牛が地球温暖化の要因? 総排出量の1%なのに…「牛を悪者にしない」 温室効果ガス排出削減へ、畜産農家の取り組みが始まった

 2022/05/10 11:07
ふん尿由来の温室効果ガス排出削減に有効な餌で育てている牛=4月27日、栃木県大田原市の前田牧場
ふん尿由来の温室効果ガス排出削減に有効な餌で育てている牛=4月27日、栃木県大田原市の前田牧場
 「急に牛がたたかれるようになってしまった」。栃木県大田原市でホルスタインを肥育する前田牧場の齋藤順子さん(50)は、悲しげな表情を浮かべた。

 風当たりが強まった理由の一つが、気候変動への関心の高まりだ。

 牛の生産現場では、げっぷやふん尿の処理過程でメタンや一酸化二窒素(N₂O)が生じる。温室効果はそれぞれ二酸化炭素の25倍と300倍だ。国内の温室効果ガス総排出量に対して畜産関連が占める割合は約1%にすぎない。しかし、世界的には地球温暖化の要因として認知されている。
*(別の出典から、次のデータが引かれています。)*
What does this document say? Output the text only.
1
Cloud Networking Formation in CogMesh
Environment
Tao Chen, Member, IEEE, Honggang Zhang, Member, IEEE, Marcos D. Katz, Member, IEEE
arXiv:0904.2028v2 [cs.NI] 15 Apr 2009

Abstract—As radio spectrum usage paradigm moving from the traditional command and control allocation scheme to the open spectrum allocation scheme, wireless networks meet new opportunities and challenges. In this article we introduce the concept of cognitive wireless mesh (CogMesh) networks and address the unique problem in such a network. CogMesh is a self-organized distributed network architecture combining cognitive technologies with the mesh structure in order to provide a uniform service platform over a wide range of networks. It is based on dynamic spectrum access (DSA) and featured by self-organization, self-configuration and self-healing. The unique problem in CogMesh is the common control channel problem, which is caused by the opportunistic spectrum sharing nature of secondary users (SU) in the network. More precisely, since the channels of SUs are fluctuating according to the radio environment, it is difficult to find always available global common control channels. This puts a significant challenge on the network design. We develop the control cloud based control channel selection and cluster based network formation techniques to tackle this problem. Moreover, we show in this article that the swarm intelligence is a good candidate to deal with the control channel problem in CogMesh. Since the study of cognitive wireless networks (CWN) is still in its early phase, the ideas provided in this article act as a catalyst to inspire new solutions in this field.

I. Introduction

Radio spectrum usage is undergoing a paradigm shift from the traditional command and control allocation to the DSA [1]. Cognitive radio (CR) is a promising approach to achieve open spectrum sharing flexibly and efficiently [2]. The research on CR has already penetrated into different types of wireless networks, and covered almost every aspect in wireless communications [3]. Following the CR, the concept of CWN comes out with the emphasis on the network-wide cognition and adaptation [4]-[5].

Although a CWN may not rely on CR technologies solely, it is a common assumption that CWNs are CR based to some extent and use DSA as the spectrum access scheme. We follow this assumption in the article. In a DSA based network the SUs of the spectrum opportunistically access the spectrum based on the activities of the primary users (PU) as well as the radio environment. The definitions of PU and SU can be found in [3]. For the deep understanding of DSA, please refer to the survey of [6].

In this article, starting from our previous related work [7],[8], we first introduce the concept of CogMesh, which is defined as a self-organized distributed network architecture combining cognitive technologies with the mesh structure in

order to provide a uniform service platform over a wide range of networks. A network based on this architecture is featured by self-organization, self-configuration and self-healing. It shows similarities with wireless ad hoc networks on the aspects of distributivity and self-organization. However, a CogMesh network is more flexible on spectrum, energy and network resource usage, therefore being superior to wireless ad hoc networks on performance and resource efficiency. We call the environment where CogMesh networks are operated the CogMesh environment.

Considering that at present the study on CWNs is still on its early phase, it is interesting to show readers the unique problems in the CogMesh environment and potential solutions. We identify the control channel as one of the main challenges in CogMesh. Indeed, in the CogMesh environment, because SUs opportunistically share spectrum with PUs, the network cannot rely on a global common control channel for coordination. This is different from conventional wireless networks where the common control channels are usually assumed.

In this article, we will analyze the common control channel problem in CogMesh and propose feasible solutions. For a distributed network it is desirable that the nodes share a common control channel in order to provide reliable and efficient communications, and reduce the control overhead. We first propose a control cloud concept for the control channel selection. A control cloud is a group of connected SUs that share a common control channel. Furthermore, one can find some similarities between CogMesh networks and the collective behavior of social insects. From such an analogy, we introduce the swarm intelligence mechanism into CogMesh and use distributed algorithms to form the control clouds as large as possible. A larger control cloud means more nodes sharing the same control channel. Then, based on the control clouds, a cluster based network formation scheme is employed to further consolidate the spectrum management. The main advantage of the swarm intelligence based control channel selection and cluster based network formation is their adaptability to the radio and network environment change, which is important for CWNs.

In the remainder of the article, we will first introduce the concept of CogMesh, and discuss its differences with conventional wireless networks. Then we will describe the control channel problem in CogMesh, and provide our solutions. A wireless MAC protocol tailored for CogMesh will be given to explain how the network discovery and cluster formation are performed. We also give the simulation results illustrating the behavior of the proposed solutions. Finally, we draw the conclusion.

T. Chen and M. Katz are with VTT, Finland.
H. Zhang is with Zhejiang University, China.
 同社は牛のふん尿のたい肥化や粗飼料の自給など、環境負荷の低減に力を注いできた。2020年、農研機構から実証試験の協力を持ち掛けられた。ふん尿由来のN₂O排出削減に有効な餌を研究しているという。

 「少しでもやれることをしたい」。迷わず受け入れ、昨年から正式に餌を導入した。現在、約2000頭のうち400頭弱をこの餌で肥育している。

■アミノ酸を調整

 牛舎で餌を見せてもらった。一見、細かく砕いた穀物を混ぜたごく普通の飼料。特別変わった原料を使っているわけでもない。

 齋藤さんによると、体内で利用されない余剰アミノ酸が分解されて生じた窒素が、N₂Oのもとになる。タンパク質含量の多い大豆かすの一部をトウモロコシに変え、サプリメントのようなものでアミノ酸バランスを整えることで、余剰アミノ酸を減らせるという。

 従来の餌と比べても、肉質や枝肉重量への影響はほとんどない。農研機構の試験では、ふん尿中の窒素が15%以上減り、たい肥化処理による温室効果ガス排出量はほぼ半減した。

 昨年4月、試験で生産した肉のうち約20キロを販売してみた。購買者からは「肉を食べると、地球環境に悪いことをしているようで肩身が狭かったのでうれしい」との声が寄せられたという。

■悪者にしない

 牛の生産を巡っては、各国が温暖化対策に乗り出している。

 米国では、生産工程で生じる温室効果ガスを削減した牛肉に「低炭素牛」の認証を与える制度を政府が承認した。豪州では、メタンの発生抑制に効果的な海藻を使った飼料の研究開発が進む。

 こうした動きに、日本の畜産関係者も危機感を強めている。牛のメタン産生抑制を研究する農研機構乳牛精密栄養管理グループの鈴木知之グループ長補佐(51)は、「対策をとらなければ今後、牛肉を輸入してもらえなくなる恐れもある」と指摘する。

 前田牧場は、農研機構の餌で育てた牛肉を「地球にやさしいお肉。」と名付けた。肉にちなんだ今年の4月29日、本格販売を始めた。「牛を悪者にしないためにも、工夫して、少しでも環境に優しい飼い方をしたお肉を提供したい」。齋藤さんは力を込めた。